Closed avivajpeyi closed 2 years ago

avivajpeyi commented 2 years ago

Although building the model is quick ~1s, running the test_model function takes ~ 1min.

Screen Shot 2021-11-19 at 3 17 26 pm

For ref:


def test_model(model):
    """Test a point in the model and assure no nans"""
    with model:
        test_prob = model.check_test_point()
        test_prob.name = "log P(test-point)"
        if test_prob.isnull().values.any():
            raise ValueError(f"The model(testval) has a nan:\n{test_prob}")
        test_pt = pd.Series(
            {
                k: str(round(np.array(v).flatten()[0], 2))
                for k, v in model.test_point.items()
            },
            name="Test Point",
        )
        return pd.concat([test_pt, test_prob], axis=1)

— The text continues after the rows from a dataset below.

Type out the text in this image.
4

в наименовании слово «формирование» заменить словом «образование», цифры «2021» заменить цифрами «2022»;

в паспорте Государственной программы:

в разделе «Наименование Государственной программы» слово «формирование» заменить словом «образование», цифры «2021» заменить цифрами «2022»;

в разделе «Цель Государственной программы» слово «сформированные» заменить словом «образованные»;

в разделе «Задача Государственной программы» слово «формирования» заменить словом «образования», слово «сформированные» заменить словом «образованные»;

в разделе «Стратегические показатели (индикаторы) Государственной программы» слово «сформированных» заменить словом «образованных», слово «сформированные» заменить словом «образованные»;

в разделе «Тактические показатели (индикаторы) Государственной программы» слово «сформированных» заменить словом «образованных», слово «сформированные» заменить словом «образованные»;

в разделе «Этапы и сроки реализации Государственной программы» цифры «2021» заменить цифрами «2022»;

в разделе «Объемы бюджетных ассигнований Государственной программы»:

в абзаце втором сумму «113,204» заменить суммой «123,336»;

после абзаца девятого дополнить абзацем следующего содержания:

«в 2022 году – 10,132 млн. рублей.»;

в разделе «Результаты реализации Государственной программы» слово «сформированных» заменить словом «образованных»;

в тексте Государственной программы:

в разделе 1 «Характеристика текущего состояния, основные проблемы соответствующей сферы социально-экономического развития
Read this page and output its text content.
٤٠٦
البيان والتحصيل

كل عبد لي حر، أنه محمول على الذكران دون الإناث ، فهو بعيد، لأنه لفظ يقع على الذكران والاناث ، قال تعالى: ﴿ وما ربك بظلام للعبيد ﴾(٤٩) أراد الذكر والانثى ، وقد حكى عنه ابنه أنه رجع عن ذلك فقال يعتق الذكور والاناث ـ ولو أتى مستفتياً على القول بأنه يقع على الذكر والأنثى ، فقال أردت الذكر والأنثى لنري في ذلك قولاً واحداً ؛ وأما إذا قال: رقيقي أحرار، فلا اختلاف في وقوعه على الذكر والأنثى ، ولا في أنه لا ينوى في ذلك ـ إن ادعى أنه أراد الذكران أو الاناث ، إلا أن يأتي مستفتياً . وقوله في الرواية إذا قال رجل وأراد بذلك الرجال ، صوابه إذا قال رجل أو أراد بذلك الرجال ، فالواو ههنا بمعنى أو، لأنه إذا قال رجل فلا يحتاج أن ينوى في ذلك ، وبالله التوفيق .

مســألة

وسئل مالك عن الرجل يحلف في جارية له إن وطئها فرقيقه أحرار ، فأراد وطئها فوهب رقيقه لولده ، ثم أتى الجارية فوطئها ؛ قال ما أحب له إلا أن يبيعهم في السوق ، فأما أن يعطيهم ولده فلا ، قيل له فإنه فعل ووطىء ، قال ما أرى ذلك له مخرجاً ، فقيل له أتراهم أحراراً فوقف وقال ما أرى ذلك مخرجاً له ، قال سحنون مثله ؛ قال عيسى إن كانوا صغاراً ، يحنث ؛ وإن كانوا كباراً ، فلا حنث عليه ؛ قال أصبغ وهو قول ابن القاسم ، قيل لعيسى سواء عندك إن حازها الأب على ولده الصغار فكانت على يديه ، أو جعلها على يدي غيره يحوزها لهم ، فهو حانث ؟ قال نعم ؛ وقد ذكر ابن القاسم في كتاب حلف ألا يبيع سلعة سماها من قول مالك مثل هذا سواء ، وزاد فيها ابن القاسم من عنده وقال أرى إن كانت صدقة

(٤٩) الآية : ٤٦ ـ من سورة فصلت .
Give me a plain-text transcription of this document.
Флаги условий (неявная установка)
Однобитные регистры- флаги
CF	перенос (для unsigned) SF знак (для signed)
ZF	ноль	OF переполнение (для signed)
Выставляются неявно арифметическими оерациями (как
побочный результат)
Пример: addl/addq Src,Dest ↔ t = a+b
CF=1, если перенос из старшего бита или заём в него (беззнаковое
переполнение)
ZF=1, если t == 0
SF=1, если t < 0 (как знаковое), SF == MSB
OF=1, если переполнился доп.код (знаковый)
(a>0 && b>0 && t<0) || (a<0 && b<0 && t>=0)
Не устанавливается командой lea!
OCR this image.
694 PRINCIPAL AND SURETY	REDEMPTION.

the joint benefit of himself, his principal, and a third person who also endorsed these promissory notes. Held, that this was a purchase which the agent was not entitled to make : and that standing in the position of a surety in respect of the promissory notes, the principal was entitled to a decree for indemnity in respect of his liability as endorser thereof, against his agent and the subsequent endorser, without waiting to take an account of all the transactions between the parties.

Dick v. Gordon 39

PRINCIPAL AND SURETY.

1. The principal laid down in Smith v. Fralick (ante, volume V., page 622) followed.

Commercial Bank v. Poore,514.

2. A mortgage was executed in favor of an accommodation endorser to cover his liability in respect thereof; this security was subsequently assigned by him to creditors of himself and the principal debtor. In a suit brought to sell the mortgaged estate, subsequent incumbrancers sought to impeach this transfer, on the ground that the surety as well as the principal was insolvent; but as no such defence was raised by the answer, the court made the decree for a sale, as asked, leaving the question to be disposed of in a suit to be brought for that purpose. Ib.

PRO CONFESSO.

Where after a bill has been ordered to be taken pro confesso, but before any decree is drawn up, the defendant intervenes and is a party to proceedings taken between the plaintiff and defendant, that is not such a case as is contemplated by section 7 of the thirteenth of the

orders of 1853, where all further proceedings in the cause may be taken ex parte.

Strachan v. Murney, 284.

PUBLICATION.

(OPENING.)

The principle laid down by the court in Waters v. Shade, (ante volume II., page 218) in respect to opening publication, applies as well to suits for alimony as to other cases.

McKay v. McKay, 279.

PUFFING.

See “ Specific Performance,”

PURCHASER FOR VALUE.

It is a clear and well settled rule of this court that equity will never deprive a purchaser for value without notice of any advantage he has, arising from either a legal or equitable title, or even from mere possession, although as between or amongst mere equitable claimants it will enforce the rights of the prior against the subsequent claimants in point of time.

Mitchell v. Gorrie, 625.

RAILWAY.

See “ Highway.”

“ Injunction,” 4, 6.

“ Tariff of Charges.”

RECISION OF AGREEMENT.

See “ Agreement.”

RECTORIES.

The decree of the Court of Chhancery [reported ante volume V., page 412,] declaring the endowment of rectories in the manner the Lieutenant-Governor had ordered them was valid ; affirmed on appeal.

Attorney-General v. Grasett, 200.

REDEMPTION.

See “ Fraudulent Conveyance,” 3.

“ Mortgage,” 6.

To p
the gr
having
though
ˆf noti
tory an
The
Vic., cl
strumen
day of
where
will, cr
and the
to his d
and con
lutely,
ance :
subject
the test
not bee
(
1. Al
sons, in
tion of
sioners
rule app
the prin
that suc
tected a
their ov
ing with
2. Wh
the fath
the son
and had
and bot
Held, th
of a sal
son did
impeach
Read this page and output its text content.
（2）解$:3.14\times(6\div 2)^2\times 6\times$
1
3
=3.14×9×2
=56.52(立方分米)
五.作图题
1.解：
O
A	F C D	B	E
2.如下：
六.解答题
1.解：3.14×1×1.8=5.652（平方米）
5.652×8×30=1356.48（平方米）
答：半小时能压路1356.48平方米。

Similarly, optimizing the initial params takes ~3min:

Screen Shot 2021-11-19 at 3 23 19 pm

I understand that the optimization can take some time, but don't understand why the test_model takes ~1min...

dfm commented 2 years ago

This happens because Theano needs to compile the model when it is first used. These compiled models are (generally) cached and re-used, but since we're setting our "compiledir", each process will take some overhead to compile the first time. I'm not sure that there's really anything to do about this. I've tried some "clever" things in the past to share the cache between processes, but this always ends up being more trouble than it is worth!

avivajpeyi commented 2 years ago

Ah ok! Thanks Dan